A Florida dermatologist and pathologist who allegedly collaborated in a kickback scheme that netted each of them more than $3 million in Medicare billings are heading to court after a federal judge denied their requests to dismiss the charges.
Steven Jay Wasserman, MD, a Venice, Fla., dermatologist, and Jose SuarezHoyos, MD, the president and medical director of Tampa Pathology Laboratory, had allegedly entered into a kickback arrangement in 1997, according to Judge Susan C. Bucklew of the U.S. District Court for the Middle District of Florida in Tampa.
"In an effort to increase the number of Medicare referrals Wasserman made to TPL," the judge noted, "Suarez and TPL allowed Wasserman to bill Medicare for the professional component for the specimen, even though he did not do the work that would permit him to seek such reimbursement."

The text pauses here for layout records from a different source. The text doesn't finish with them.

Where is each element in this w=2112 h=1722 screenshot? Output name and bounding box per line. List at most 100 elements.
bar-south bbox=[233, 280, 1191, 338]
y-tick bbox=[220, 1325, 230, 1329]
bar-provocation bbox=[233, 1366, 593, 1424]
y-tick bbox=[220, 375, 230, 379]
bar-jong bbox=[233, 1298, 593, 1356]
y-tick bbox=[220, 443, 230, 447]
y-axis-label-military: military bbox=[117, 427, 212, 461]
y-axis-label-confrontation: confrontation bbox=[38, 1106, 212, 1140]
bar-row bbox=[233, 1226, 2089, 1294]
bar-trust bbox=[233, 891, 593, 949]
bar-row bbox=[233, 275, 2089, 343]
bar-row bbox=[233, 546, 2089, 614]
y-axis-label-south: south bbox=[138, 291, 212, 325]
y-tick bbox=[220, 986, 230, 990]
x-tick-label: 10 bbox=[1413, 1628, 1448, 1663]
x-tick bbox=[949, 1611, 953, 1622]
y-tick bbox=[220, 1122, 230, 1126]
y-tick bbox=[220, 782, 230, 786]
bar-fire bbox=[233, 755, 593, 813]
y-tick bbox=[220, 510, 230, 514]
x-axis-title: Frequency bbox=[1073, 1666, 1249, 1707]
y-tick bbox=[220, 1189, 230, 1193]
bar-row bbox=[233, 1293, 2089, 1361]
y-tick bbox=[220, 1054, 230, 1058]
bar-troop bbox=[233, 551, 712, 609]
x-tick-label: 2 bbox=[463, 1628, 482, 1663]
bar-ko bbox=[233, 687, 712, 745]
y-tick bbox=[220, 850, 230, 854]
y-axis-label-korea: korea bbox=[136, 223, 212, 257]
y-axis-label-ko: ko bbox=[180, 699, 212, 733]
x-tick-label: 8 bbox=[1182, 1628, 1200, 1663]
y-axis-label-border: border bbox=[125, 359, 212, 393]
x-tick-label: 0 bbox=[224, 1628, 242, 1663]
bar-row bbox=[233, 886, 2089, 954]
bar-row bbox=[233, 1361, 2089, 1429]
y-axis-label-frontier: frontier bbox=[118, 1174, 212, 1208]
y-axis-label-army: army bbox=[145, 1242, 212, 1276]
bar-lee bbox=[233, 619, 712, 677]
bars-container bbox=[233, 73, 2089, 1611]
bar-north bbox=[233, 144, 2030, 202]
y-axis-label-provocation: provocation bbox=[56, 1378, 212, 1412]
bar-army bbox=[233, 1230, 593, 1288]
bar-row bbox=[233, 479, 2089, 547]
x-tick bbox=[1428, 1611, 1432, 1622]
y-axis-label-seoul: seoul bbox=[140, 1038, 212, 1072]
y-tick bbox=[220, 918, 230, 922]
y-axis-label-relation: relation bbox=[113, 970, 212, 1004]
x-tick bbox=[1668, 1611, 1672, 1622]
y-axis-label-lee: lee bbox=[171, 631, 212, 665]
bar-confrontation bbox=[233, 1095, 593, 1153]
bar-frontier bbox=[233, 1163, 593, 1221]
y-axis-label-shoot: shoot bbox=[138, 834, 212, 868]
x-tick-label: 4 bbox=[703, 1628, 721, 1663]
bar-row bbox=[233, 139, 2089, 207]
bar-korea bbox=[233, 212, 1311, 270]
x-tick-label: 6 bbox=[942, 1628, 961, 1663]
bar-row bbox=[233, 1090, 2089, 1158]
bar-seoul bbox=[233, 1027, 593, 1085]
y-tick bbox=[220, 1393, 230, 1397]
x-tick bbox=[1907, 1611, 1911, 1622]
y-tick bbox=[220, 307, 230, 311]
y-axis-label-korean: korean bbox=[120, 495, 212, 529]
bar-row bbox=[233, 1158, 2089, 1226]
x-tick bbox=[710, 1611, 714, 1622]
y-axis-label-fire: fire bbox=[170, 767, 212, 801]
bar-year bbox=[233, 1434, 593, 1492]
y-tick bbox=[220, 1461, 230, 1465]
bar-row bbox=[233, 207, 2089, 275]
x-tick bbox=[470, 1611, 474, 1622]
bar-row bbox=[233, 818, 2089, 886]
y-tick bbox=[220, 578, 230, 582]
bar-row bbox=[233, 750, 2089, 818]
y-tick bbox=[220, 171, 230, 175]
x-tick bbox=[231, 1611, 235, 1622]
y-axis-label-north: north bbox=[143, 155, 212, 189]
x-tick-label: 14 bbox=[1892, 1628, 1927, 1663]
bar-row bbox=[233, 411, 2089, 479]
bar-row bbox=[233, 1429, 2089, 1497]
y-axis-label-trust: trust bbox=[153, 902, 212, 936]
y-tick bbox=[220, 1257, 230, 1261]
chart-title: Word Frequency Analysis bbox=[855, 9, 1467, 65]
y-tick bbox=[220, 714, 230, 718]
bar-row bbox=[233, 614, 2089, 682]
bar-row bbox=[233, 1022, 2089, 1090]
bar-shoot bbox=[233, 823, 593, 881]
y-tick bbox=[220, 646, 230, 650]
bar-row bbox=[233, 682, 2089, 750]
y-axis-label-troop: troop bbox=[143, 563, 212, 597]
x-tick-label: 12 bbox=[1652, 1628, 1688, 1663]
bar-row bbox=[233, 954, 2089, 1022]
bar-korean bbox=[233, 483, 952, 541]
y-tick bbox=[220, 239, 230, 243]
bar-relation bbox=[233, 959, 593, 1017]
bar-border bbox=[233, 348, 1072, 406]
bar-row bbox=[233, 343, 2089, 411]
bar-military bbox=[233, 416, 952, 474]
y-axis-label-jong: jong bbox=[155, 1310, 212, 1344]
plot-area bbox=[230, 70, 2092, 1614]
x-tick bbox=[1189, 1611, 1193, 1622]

Between 2000 and 2005, the court order says, Dr. Wasserman and Dr. SuarezHoyos submitted more than 35,700 fraudulent Medicare claims each, netting the dermatologist more than $3.5 million and the pathology lab more than $3.9 million in reimbursements.
The lawsuit, originally filed as a whistleblower action by Alan Freedman, MD, who worked for the pathology lab from 2000 to 2003, was amended and re-filed by federal prosecutors last year.
Dr. Wasserman and Dr. SuarezHoyos did not immediately return calls seeking comment. A spokesman for the U.S. Attorney handling the case declined to comment.